In contrast, the model below is nonlinear in both the predictors and the parameters:

\[ f(\mathbf{x_i}) = b_0 + exp(x_{i1}^{b_1}) + \sqrt{b_2 x_{i2}} + \varepsilon_i \tag{19.8} \]

So, when using the term “linear model”, we typically refer to a model that is linear in its coefficients or parameters, not necessarily in the input features.

19.2.2 Parametric and Nonparametric

The word “parametric”, and its sibling “nonparametric”, are those kind of terms commonly used in various branches of statistics. For better or worse, they form part of those terms that people assign different meanings to. Depending on who you talk to, some people will give you a definition of the term “nonparametric” in the sense of distribution-free methods, or so-called, nonparametric statistics. This is NOT the meaning that we use in this book for nonparametric.

So what do we mean by parametric and nonparametric?

By parametric, we refer to a functional form of \(f()\) that is fully described by a finite set of parameters, like in the standard linear model

\[ f(\mathbf{x_i}) = b_0 + b_1 x_{i1} + \dots + b_p x_{ip} + \varepsilon_i \tag{19.9} \]

In this book we use the notion of nonparametric models to imply a more relaxed way to specify a function \(f()\) without directly imposing a known functional form. Somewhat contradictory, nonparametric does not necessarily mean that a model has no parameters. As we’ll see, it turns out that nonparametric models do have parameters (or hyperparameters).

A common example of a nonparametric method is \(K\)-Nearest-Neighbors (KNN). The functional form of \(f()\) is way more relaxed, and all we do is to use an average of the response values \(y_i\) for the closest \(k\) points \(x_i\) to a query value \(x_0\):

\[ \hat{y}_0 = \frac{1}{k} \sum_{i \in \mathcal{N}_k(x_0)} y_i \tag{19.10} \]

where the notation \(\mathcal{N}_K(x_0)\) indicates the set of \(K\) closest neighbors to \(x_0\).

Notice that KNN does not impose any functional form that specifies how to combine the \(X\)-input feature(s). In this sense, we say that this is a nonparametric model.

Now that we have provided some clarifications on the meanings of terms such as “linear”, “parametric”, and “nonparametric”, we can continue with our introduction of ways in which we can extend linear models beyond linearity, as well as extensions of models in a more relaxed (nonparametric) sense.

19.3 Transforming Features

Let us consider parametric models first. A first option to make a linear model more sophisticated is by means of applying transformations to some or all of the input features. This is not a new idea. In fact, we have alredy used this strategy when we studied Principal Components Regression and Partial Least Squares Regression.

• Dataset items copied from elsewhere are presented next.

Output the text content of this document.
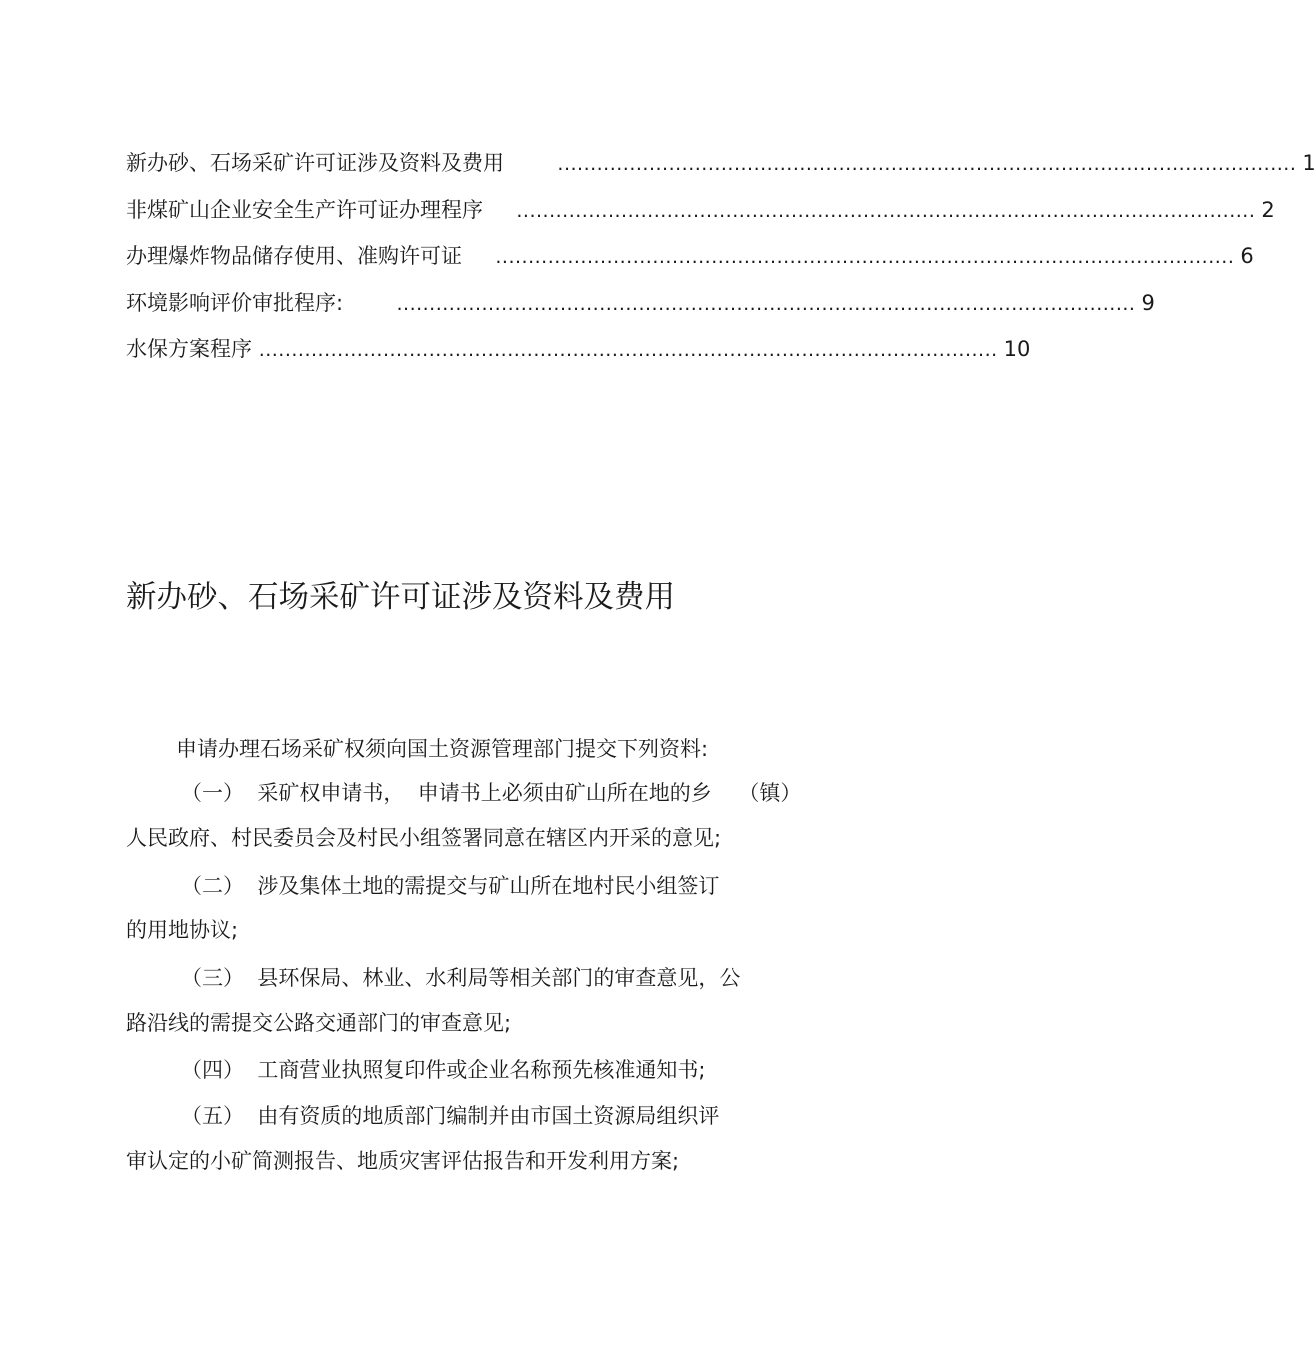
新办砂、石场采矿许可证涉及资料及费用
	................................................................................................................. 1
非煤矿山企业安全生产许可证办理程序
................................................................................................................. 2
办理爆炸物品储存使用、准购许可证
................................................................................................................. 6
环境影响评价审批程序:
	................................................................................................................. 9
水保方案程序
................................................................................................................. 10
新办砂、石场采矿许可证涉及资料及费用

申请办理石场采矿权须向国土资源管理部门提交下列资料:

（一）  采矿权申请书，  申请书上必须由矿山所在地的乡    （镇）

人民政府、村民委员会及村民小组签署同意在辖区内开采的意见;

（二）  涉及集体土地的需提交与矿山所在地村民小组签订

的用地协议;

（三）  县环保局、林业、水利局等相关部门的审查意见，公

路沿线的需提交公路交通部门的审查意见;

（四）  工商营业执照复印件或企业名称预先核准通知书;

（五）  由有资质的地质部门编制并由市国土资源局组织评

审认定的小矿简测报告、地质灾害评估报告和开发利用方案;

Consider a linear model that uses some type of dimension reduction approach. The general recipe is to obtain new variables by using linear combinations of the input features, illustrated in the following diagram.

PCs as linear combinations of input variables

Figure 19.2: PCs as linear combinations of input variables

We can think of any given component \(\mathbf{z_q}\) as a transformation applied on all the \(X\)-input variables, that is:

\[ \mathbf{z_q} = v_{1q} \mathbf{x_1} + \dots + v_{pq} \mathbf{x_p} \quad \longrightarrow \quad Z_q = \phi_q (X_1, \dots, X_p) \tag{19.11} \]

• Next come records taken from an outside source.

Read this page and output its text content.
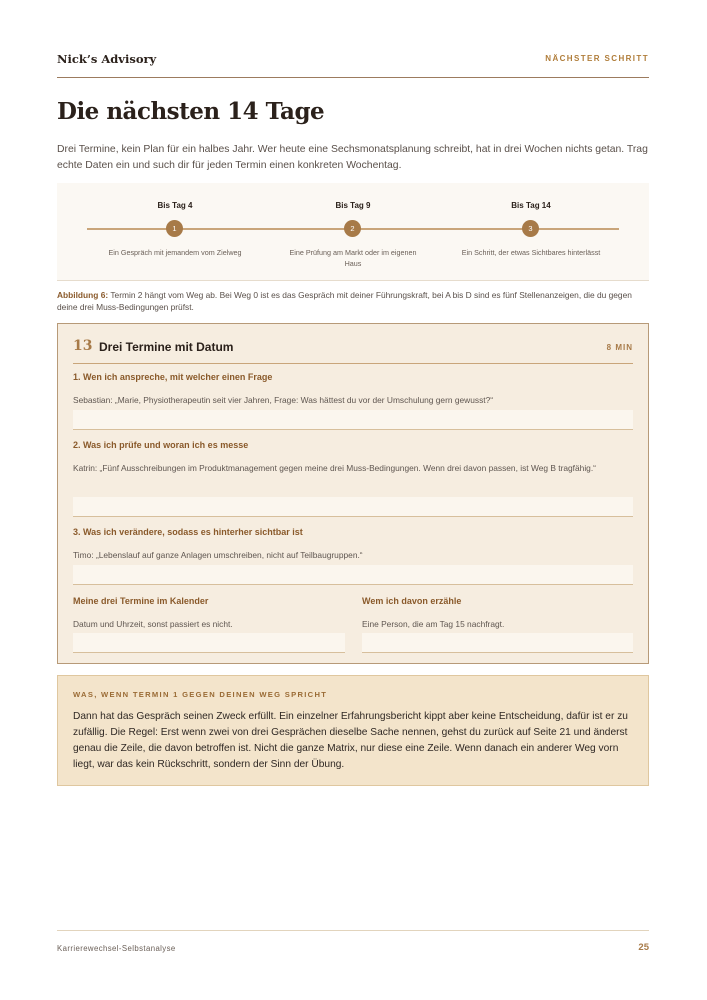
Nick’s Advisory	NÄCHSTER SCHRITT
Die nächsten 14 Tage

Drei Termine, kein Plan für ein halbes Jahr. Wer heute eine Sechsmonatsplanung schreibt, hat in drei Wochen nichts getan. Trag echte Daten ein und such dir für jeden Termin einen konkreten Wochentag.

Bis Tag 4
1
Ein Gespräch mit jemandem vom Zielweg
Bis Tag 9
2
Eine Prüfung am Markt oder im eigenen Haus
Bis Tag 14
3
Ein Schritt, der etwas Sichtbares hinterlässt

Abbildung 6: Termin 2 hängt vom Weg ab. Bei Weg 0 ist es das Gespräch mit deiner Führungskraft, bei A bis D sind es fünf Stellenanzeigen, die du gegen deine drei Muss-Bedingungen prüfst.

13 Drei Termine mit Datum	8 MIN
1. Wen ich anspreche, mit welcher einen Frage
Sebastian: „Marie, Physiotherapeutin seit vier Jahren, Frage: Was hättest du vor der Umschulung gern gewusst?“
2. Was ich prüfe und woran ich es messe
Katrin: „Fünf Ausschreibungen im Produktmanagement gegen meine drei Muss-Bedingungen. Wenn drei davon passen, ist Weg B tragfähig.“
3. Was ich verändere, sodass es hinterher sichtbar ist
Timo: „Lebenslauf auf ganze Anlagen umschreiben, nicht auf Teilbaugruppen.“
Meine drei Termine im Kalender
Datum und Uhrzeit, sonst passiert es nicht.
Wem ich davon erzähle
Eine Person, die am Tag 15 nachfragt.
WAS, WENN TERMIN 1 GEGEN DEINEN WEG SPRICHT

Dann hat das Gespräch seinen Zweck erfüllt. Ein einzelner Erfahrungsbericht kippt aber keine Entscheidung, dafür ist er zu zufällig. Die Regel: Erst wenn zwei von drei Gesprächen dieselbe Sache nennen, gehst du zurück auf Seite 21 und änderst genau die Zeile, die davon betroffen ist. Nicht die ganze Matrix, nur diese eine Zeile. Wenn danach ein anderer Weg vorn liegt, war das kein Rückschritt, sondern der Sinn der Übung.

Karrierewechsel-Selbstanalyse	25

We can explicitly think of a function \(\phi_q : \mathbb{R}^p \rightarrow \mathbb{R}\) that transforms the inputs into a new synthetic feature. In the case of PCR and PLSR, the transformation functions \(\phi_q()\) happen to be linear functions.

Linear combinations of input variables

Figure 19.3: Linear combinations of input variables

In PCR, with the matrix \(\mathbf{Z}\) containing the transformed features, we can still use ordinary least squares to obtain the predicted response as:

\[ \mathbf{\hat{y}} = \mathbf{Z} (\mathbf{Z}^\mathsf{T} \mathbf{Z})^{-1} \mathbf{Z}^\mathsf{T} \mathbf{y} \tag{19.12} \]

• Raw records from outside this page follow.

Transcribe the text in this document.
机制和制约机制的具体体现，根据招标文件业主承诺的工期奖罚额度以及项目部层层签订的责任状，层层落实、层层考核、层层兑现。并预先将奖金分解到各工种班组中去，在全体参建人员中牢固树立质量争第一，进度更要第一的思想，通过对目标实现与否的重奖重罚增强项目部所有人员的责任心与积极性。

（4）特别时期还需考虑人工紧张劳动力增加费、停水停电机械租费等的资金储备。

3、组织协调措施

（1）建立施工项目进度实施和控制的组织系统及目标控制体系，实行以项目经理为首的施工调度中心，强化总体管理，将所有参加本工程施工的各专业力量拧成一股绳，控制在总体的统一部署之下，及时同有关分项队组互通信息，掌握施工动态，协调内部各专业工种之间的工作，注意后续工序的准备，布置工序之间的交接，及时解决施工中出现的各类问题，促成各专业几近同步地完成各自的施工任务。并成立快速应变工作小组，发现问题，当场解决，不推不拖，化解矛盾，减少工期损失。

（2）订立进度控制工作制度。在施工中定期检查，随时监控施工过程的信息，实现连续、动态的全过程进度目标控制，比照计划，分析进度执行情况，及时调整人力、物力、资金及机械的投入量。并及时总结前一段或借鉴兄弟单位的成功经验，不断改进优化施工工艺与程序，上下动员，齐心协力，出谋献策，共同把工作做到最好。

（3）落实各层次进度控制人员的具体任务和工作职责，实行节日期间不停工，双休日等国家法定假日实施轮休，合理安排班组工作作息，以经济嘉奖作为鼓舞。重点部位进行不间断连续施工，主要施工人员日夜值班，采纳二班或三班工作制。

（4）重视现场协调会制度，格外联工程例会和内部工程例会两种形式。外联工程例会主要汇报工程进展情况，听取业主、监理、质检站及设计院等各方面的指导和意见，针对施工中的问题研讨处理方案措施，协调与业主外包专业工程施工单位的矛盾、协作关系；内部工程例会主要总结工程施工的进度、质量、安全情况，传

This is a first approach that gives us the opportunity to enrich a linear model by transforming the \(p\) input features into new \(r\) synthetic features.

In the next chapter, we will describe a particular type of linear models (i.e. linear in the parameters) that uses what is called basis functions for the transformation functions \(\phi_q()\).